The A/V show has a bunch of moments where we play around with actual MRI footage as it allows from some sick effects and show moments, but I’ve also taken the opportunity to design borderline full videos for certain songs, take things into Matrix-type vibes and generally throw in a few of my favourite movie moments. Vocals have been reproduced by avatars, we play around with song lyrics, fine-tuned a shitton of bits where we use screens to add effects to mimic what’s going on in the music, and so much more.
That’s quite different to a Murdock DJ set, then…
I usually play a selection of current tracks alongside some of my own music or at least my current favourites from my back catalogue in my DJ set. This time around, 90% of the music is mine. All of the album tracks, including the CD and vinyl exclusives get a spin, I’ve reworked a bunch of my older tracks and added teases and doubles to some others of my back catalogue. It’s been very exciting building a set of all Murdock music, and it’s been quite scary performing them, now I’m not relying on bangers from any of the big guns of the scene. But the reactions so far have been above and beyond what I could have hoped for, with many people saying they feel it’s the best set they’ve seen me do.
What have you learnt during this whole experience?

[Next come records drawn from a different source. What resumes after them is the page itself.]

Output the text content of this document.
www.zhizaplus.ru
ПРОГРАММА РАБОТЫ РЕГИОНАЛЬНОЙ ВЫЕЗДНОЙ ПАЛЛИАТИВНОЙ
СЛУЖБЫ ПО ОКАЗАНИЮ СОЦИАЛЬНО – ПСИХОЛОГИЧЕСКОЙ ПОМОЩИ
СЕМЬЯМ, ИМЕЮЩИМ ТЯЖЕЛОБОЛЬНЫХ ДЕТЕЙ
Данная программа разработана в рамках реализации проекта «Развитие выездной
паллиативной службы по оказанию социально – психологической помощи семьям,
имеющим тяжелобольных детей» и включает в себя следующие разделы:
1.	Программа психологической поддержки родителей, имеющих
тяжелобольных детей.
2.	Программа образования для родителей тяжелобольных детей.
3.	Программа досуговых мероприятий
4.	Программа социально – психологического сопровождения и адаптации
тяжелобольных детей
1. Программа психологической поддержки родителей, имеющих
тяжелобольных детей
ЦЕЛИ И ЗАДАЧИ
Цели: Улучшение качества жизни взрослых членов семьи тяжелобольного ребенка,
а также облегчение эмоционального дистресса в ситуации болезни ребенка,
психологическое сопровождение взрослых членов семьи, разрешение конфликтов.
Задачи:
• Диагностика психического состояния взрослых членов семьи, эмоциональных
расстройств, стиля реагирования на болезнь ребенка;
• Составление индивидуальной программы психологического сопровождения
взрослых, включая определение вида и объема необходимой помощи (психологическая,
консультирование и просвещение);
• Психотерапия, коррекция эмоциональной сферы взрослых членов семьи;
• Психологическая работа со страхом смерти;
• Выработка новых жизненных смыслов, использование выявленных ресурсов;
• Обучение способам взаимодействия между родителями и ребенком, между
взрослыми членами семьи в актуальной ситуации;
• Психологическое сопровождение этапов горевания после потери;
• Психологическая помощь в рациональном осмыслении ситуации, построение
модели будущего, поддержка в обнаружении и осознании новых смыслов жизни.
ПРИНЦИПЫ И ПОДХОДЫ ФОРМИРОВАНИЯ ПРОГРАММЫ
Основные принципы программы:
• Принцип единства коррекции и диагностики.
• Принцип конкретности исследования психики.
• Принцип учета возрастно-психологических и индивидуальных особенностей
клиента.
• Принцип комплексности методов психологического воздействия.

That I never want to do it again! I stepped away from releasing on other labels about two years ago and decided to fully concentrate on my own label and release all my music on Rampage Recordings. I found that I was putting in most of the work anyway: next to making all the music, I was the one finding singers, thinking of marketing strategies, artwork ideas, even down to distribution and having physical product created. So this time around it was all me, with the backing of the N.E.W.S. team, who handle the label management and provide backup for whatever I’m doing.
I’ve A&R’d the entire album myself, found and linked up with all the singers, even wrote some of the lyrics, I art directed the cover art – all the writing on there is actually my own writing, including the big X-Ray on the front cover, so it’s been a very personal project, which has proven to be rewarding and exhausting.
I shouldn’t say the project has cost me blood, sweat and tears, but it was definitely close at times! But you know, at the same time I feel like how I felt about struggling through the baby months of my first child (“I’m never doing this again”) but then I did and I can’t imagine life without my youngest daughter, so who knows, I might be starting my third album project soon anyway!
Haha. I know that vibe! So you’re about to take X-Ray on tour… What five essential items does a Murdock have to have while on tour?
All I need is an open-minded, receptive crowd, a good DJ setup and a good sound system, really. To bring the full X-Ray show to life, we need some screens and the tech to operate it but I’ve done it without visual backup and it still went down a treat. If you want to get me in the best possible spirits, then get me a bottle of high end bubbles like Franciacorta or Champagne or a good Cremant, but honestly it’s a distant second to the three things I mentioned first off. Even after three decades behind the decks, nothing charges me up as playing that opening track.